Serge Hallyn says that, on his machine, the host finds v3 capabilities on a container file, while the container sees v2 capabilities only. That may well be why it works as expected for him.

What can explain this difference ?

HGuillemet · October 26, 2020, 5:46pm

From capabilities(7):
“Correspondingly, when a version 3 security.capability attribute is retrieved (getxattr(2)) by a process that resides inside a user namespace that was created by the root user ID (or a descendant of that user namespace), the returned attribute is (automatically) simplified to appear as a version 2 attribute (i.e., the returned value is the size of a version 2 attribute and does not include the root user ID). These automatic translations mean that no changes are required to user-space tools (e.g., setcap (1) and getcap (1)) in order for those tools to be used to create and retrieve version 3 security.capability attributes.”

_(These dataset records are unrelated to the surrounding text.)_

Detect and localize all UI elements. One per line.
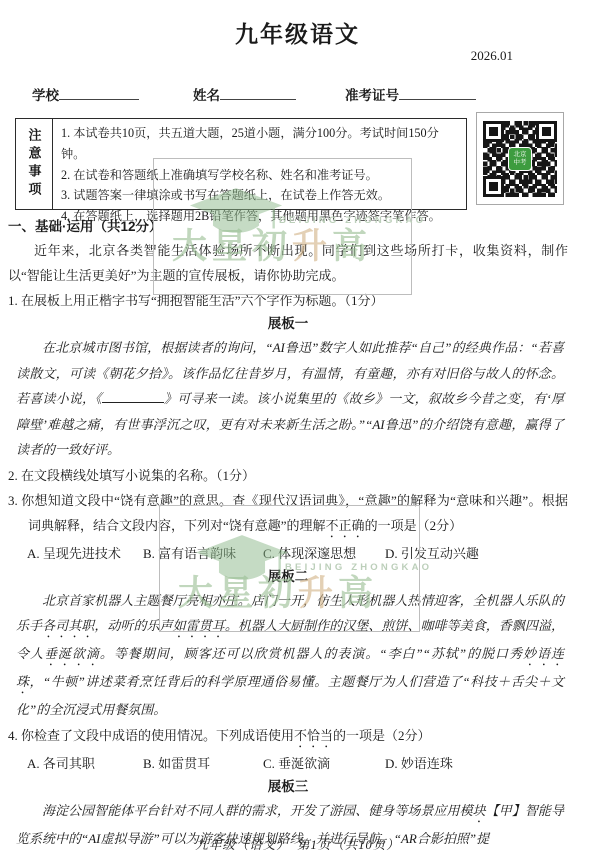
option-d: D. 妙语连珠 bbox=[385, 751, 568, 776]
question-3: 3. 你想知道文段中“饶有意趣”的意思。查《现代汉语词典》，“意趣”的解释为“意… bbox=[8, 488, 568, 541]
notice-item: 2. 在试卷和答题纸上准确填写学校名称、姓名和准考证号。 bbox=[61, 165, 462, 186]
board1-paragraph: 在北京城市图书馆，根据读者的询问，“AI鲁迅”数字人如此推荐“自己”的经典作品：… bbox=[16, 335, 564, 463]
option-b: B. 富有语言韵味 bbox=[143, 541, 263, 566]
notice-item: 3. 试题答案一律填涂或书写在答题纸上，在试卷上作答无效。 bbox=[61, 185, 462, 206]
exam-date: 2026.01 bbox=[471, 48, 513, 64]
school-label: 学校 bbox=[32, 88, 59, 103]
board2-title: 展板二 bbox=[8, 566, 568, 588]
question-4-options: A. 各司其职 B. 如雷贯耳 C. 垂涎欲滴 D. 妙语连珠 bbox=[27, 751, 568, 776]
question-2: 2. 在文段横线处填写小说集的名称。（1分） bbox=[8, 463, 568, 488]
qr-code: 北京中考 bbox=[483, 121, 557, 197]
notice-box: 注意事项 1. 本试卷共10页，共五道大题，25道小题，满分100分。考试时间1… bbox=[15, 118, 467, 210]
question-1: 1. 在展板上用正楷字书写“拥抱智能生活”六个字作为标题。（1分） bbox=[8, 288, 568, 313]
notice-box-label: 注意事项 bbox=[16, 119, 53, 209]
qr-finder-icon bbox=[483, 176, 504, 197]
fill-in-blank-line bbox=[102, 389, 164, 403]
board3-title: 展板三 bbox=[8, 776, 568, 798]
page-footer: 九年级（语文） 第1页（共10页） bbox=[0, 835, 595, 853]
qr-finder-icon bbox=[483, 121, 504, 142]
exam-no-blank-line bbox=[399, 86, 476, 100]
question-3-options: A. 呈现先进技术 B. 富有语言韵味 C. 体现深邃思想 D. 引发互动兴趣 bbox=[27, 541, 568, 566]
option-b: B. 如雷贯耳 bbox=[143, 751, 263, 776]
board2-paragraph: 北京首家机器人主题餐厅亮相亦庄。店门一开，仿生人形机器人热情迎客，全机器人乐队的… bbox=[16, 588, 564, 723]
option-c: C. 体现深邃思想 bbox=[263, 541, 385, 566]
page-title: 九年级语文 bbox=[0, 16, 595, 49]
section-heading: 一、基础·运用（共12分） bbox=[8, 216, 568, 238]
qr-center-logo: 北京中考 bbox=[508, 147, 532, 171]
student-info-row: 学校 姓名 准考证号 bbox=[0, 84, 595, 106]
name-label: 姓名 bbox=[193, 88, 220, 103]
intro-paragraph: 近年来，北京各类智能生活体验场所不断出现。同学们到这些场所打卡，收集资料，制作以… bbox=[8, 238, 568, 288]
option-c: C. 垂涎欲滴 bbox=[263, 751, 385, 776]
board1-title: 展板一 bbox=[8, 313, 568, 335]
exam-no-field: 准考证号 bbox=[345, 84, 476, 104]
notice-items: 1. 本试卷共10页，共五道大题，25道小题，满分100分。考试时间150分钟。… bbox=[53, 119, 466, 209]
name-blank-line bbox=[220, 86, 296, 100]
option-a: A. 呈现先进技术 bbox=[27, 541, 143, 566]
option-d: D. 引发互动兴趣 bbox=[385, 541, 568, 566]
question-4: 4. 你检查了文段中成语的使用情况。下列成语使用不恰当的一项是（2分） bbox=[8, 723, 568, 751]
exam-paper-page: 九年级语文 2026.01 学校 姓名 准考证号 注意事项 1. 本试卷共10页… bbox=[0, 0, 595, 861]
name-field: 姓名 bbox=[193, 84, 296, 104]
qr-finder-icon bbox=[536, 121, 557, 142]
school-field: 学校 bbox=[32, 84, 139, 104]
school-blank-line bbox=[59, 86, 139, 100]
qr-code-box: 北京中考 bbox=[476, 112, 564, 205]
notice-item: 1. 本试卷共10页，共五道大题，25道小题，满分100分。考试时间150分钟。 bbox=[61, 123, 462, 165]
main-content: 一、基础·运用（共12分） 近年来，北京各类智能生活体验场所不断出现。同学们到这… bbox=[8, 216, 568, 851]
option-a: A. 各司其职 bbox=[27, 751, 143, 776]
exam-no-label: 准考证号 bbox=[345, 88, 399, 103]
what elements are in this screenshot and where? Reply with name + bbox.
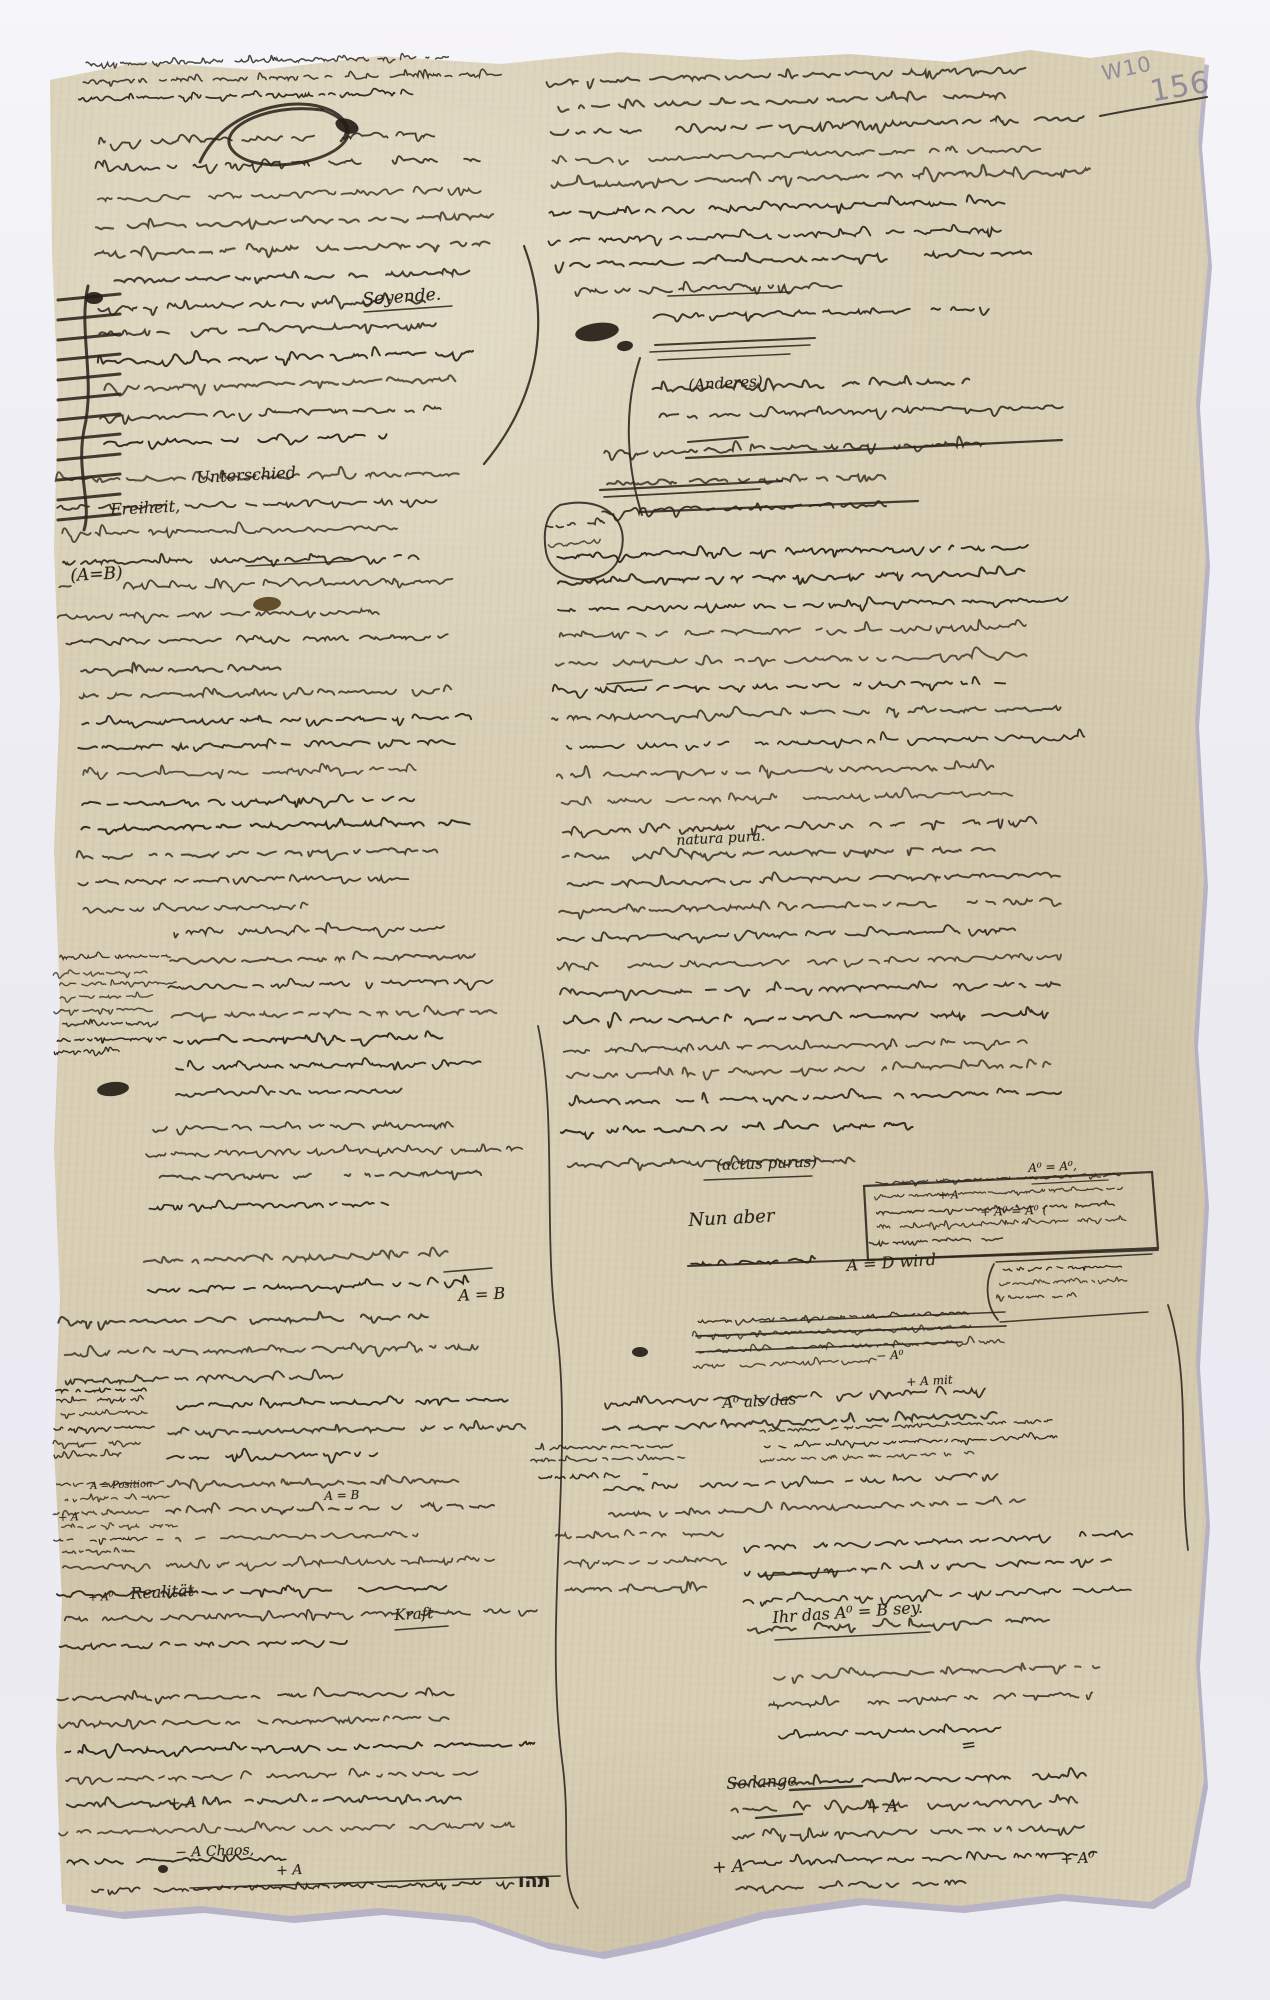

Obviously this does not work for me.

stgraber · October 26, 2020, 5:55pm

Yeah, the kernel handles the normal getcap case. There are ways to get to the low level v3 cap struct, but stracing getcap, it seems to be doing the right thing here at least.

root@shell01:~# setcap cap_net_raw=pe a
root@shell01:~# setcap -v cap_net_raw=pe a
a: OK
root@shell01:~# uname -a
Linux shell01 5.4.0-40-generic #44~18.04.1-Ubuntu SMP Wed Jun 24 23:13:08 UTC 2020 x86_64 x86_64 x86_64 GNU/Linux

What version of libcap are you running?

HGuillemet · October 26, 2020, 5:56pm

I tried both 2.43 and 2.44

stgraber · October 26, 2020, 6:00pm

ok, here I’m on 2.25 and 2.32, I’ve got a gentoo container running emerge now to get it installed so I can see if the newer versions are what’s getting confused somehow or if it’s a kernel issue.

HGuillemet · October 26, 2020, 6:01pm

Have a look at the linked bugzilla report: Serge Hallyn posted a C source to tell which cap version we see, and in my case I see v3 within the container. If I understand correctly the manpage, I should see v2.

stgraber · October 26, 2020, 6:10pm

gentoo ~ # touch a
gentoo ~ # setcap cap_net_raw=pe a
gentoo ~ # setcap -v cap_net_raw=pe a
a: OK

here on 2.43 gentoo with an Ubuntu 5.8 kernel.

@hallyn seems likely to be a kernel issue then?

HGuillemet · October 27, 2020, 11:18am

Some news:
CONFIG_SECURITY was unset. When set, containers see v2 caps and setcap -v works as expected.

If I remember correctly, lxc-checkconfig didn’t spot this missing config.

HGuillemet · December 14, 2020, 10:33pm

A fix has been added to kernel 5.10. This topic can be closed.

HGuillemet · January 2, 2021, 9:27pm

For the record, the fix has also been included in 5.4.86, 4.19.164 and 4.14.213.
CONFIG_SECURITY shouldn’t be necessary anymore for these versions.